Наутро я послала узнать о здоровье Эрмосито. Мне ответили, что его уже нет в доме.
Спустя три дня, когда я собиралась ложиться спать, Менсия принесла мне письмо от герцога, содержащее только следующие слова:
Менсия завязала мне глаза платком; я почувствовала, что меня схватили за руки и провели в это вот подземелье. Я услышала бряцание цепей. Повязку сняли, и глазам моим представился Эрмосито, прикованный за шею к столбу, на который ты опираешься. Глаза его утратили блеск, и лицо его было смертельно бледным.
— Это ты, госпожа, — промолвил он еле слышным голосом, — я не могу говорить, мне не дают воды, и язык мой присыхает к нёбу. Муки мои продлятся недолго; если я попаду на небеса, буду молиться за тебя.
В этот самый миг раздался выстрел из этого вот отверстия в стене и пуля размозжила Эрмосито руку.
— Великий боже, — возопил он, — прости моим палачам.
Другой выстрел прогремел с того же самого места, но я не видела, что было дальше, ибо потеряла сознание.
Придя в чувство, я увидела, что нахожусь среди своих женщин, которые как будто ни о чем не знают; они сказали мне только, что Менсия покинула дом. На следующий день с утра пришел конюший герцога и сообщил мне, что господин его в эту ночь выехал во Францию с секретным поручением и что вернется он только через несколько месяцев.
Предоставленная самой себе, я призвала на помощь всю свою отвагу, поверила своё дело вышнему судие и занялась воспитанием своей дочери.
Спустя три месяца явилась Гирона. Из Америки она прибыла в Мадрид, там искала сына в монастыре, где он должен был отбыть послушничество. Не найдя его там, она поехала в Бильбао и по следам Эрмосито добралась до Бургоса. Страшась взрывов отчаяния, я рассказала ей только часть правды; растроганная и опечаленная, она сумела вырвать у меня всю тайну. Ты знаешь твердый и вспыльчивый характер этой женщины. Ярость, отчаяние, страшнейшие чувства, какие только могут овладеть человеком, поочередно терзали её душу.
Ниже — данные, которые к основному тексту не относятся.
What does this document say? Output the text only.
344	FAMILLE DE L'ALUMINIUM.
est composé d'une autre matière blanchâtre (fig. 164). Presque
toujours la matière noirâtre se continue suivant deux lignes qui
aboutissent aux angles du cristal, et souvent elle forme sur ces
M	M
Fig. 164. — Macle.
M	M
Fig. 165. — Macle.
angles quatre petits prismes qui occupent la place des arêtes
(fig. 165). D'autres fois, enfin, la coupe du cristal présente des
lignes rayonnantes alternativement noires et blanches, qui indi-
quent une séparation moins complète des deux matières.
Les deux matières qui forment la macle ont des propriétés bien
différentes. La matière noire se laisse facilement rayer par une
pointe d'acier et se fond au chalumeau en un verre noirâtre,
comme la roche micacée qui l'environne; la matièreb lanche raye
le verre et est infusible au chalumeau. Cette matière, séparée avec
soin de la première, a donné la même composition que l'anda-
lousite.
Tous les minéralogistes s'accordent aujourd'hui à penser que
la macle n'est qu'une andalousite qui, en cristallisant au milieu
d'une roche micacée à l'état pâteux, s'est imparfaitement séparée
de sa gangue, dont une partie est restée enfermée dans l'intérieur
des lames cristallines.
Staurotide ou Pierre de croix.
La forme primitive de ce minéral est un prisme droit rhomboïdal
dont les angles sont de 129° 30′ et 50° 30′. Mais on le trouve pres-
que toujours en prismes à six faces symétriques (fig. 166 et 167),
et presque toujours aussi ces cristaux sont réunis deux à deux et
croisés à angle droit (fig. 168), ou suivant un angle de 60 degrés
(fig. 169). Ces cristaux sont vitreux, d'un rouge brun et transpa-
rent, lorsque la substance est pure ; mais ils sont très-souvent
А я сама была слишком несчастна, чтобы её утешать.
Однажды Гирона, переставляя мебель в своей комнате, обнаружила дверцы, скрытые в стене под обивкой, и проникла в подземелье, где узнала столб, о котором я упоминала. На нём ещё можно было различить следы крови. Она вбежала ко мне в приступе жесточайшего безумия. С тех пор она часто запиралась в своей комнате, но я думаю, что она, должно быть, спускалась оттуда в злосчастное подземелье и лелеяла там планы мести.
Месяц спустя мне сообщили о приезде герцога. Он вошел, спокойный и сдержанный, приласкал ребенка, после чего велел мне сесть и сам сел рядом со мной.